Michelle Kellerman (0:31)
In a notification in the federal registry, President Trump has capped the refugee admissions for the next fiscal year at 7,500, and he says most of those spots will be set aside for white South Africans, who he says are the victims of, quote, unjust racial discrimination. It makes no mention of Afghans, despite past promises to help those who supported the US In America's longest war. Afghan Evac, a group that advocates for bringing those Afghan allies here says tens of thousands remain in danger abroad and this new policy gives them no safe pathway to the US Michelle Kellerman, NPR News, the State Department.
Lakshmi Singh (1:12)
Bermuda is now in the path of a hurricane that has left a long trail of carnage from Hispaniola to the Bahamas. At least 30 people are believed to have died. A majority of the fatalities were in Haiti, which was not directly hit, but suffered because of severe flooding and landslides.
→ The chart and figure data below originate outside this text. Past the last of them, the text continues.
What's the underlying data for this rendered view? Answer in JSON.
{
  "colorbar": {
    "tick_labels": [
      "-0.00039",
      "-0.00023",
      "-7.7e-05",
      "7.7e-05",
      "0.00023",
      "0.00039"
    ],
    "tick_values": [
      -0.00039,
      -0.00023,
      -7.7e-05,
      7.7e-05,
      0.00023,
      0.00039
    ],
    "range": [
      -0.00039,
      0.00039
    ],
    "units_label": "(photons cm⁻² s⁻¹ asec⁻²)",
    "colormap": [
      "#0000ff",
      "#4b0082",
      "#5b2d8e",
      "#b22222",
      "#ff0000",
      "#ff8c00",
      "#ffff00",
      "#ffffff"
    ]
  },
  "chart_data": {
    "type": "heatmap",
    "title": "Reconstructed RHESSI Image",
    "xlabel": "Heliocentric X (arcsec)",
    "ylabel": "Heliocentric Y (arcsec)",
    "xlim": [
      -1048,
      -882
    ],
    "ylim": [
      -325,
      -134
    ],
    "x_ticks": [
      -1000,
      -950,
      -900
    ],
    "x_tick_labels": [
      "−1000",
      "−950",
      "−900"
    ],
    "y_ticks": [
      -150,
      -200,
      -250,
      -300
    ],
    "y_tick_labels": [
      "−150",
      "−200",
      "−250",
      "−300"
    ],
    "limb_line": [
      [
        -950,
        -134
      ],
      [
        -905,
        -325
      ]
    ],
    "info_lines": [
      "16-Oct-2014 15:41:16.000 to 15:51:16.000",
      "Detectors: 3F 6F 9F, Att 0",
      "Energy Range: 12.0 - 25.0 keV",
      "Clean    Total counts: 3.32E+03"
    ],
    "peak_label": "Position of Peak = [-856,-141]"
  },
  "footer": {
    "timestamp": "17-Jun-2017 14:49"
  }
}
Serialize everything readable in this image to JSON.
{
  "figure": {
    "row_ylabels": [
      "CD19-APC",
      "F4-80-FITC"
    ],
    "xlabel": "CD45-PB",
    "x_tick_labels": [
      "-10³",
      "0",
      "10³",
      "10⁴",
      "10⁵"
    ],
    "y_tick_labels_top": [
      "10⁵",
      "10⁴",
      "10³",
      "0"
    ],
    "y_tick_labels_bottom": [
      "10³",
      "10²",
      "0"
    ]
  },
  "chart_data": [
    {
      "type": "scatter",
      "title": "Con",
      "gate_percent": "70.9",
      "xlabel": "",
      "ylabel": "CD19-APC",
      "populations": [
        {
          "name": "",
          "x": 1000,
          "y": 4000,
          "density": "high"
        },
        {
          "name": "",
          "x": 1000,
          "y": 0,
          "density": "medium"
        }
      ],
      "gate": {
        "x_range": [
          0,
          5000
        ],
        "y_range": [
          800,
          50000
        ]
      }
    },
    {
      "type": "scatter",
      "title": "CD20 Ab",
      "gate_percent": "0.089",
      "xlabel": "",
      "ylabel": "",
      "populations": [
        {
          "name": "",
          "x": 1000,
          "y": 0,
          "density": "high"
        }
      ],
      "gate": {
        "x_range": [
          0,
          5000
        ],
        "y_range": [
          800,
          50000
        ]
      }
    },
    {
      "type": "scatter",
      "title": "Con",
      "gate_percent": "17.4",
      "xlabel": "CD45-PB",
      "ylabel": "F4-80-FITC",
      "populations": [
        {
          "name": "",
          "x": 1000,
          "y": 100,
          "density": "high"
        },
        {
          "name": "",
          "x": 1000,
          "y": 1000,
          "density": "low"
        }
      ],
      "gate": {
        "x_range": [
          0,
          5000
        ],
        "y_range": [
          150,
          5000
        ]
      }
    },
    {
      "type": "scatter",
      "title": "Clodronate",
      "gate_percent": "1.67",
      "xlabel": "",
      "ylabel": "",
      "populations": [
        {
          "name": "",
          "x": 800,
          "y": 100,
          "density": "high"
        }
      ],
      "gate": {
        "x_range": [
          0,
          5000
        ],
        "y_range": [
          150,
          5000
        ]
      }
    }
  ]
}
Hurricane Melissa did make landfall as the strongest storm to ever hit Jamaica. Reporter Nick Davis is surveying the damage in Falmouth, where several people died.
Nick Davis (1:36)
We're driving through what was originally one of the coastal roads through Falmouth. It is just it's just a river right now. The mangrove, which historically protected a place, a town or anywhere actually along the coast, has done nothing. It has not been a sea barrier, and we are driving just through pretty high flow to be able to get out of town. This town, which is a major tourist town, there's a number of big hotels on either side of the actual town itself is isolated. It's like it's got a moat running around it.
Lakshmi Singh (2:17)
Nick Davis reporting. Open enrollment for people purchasing 2026 health insurance on the Affordable Care Act Marketplace starts Saturday. Sarah Bowden reports. Many are going to get sticker shock when they see next year's offerings.
Sarah Bowden (2:31)
Congress has not extended subsidies that make marketplace health insurance more affordable. Monthly premiums, according to health policy think tank kff, are expected to more than double on average. Devin Trolley is the head of the insurance marketplace in Pennsylvania.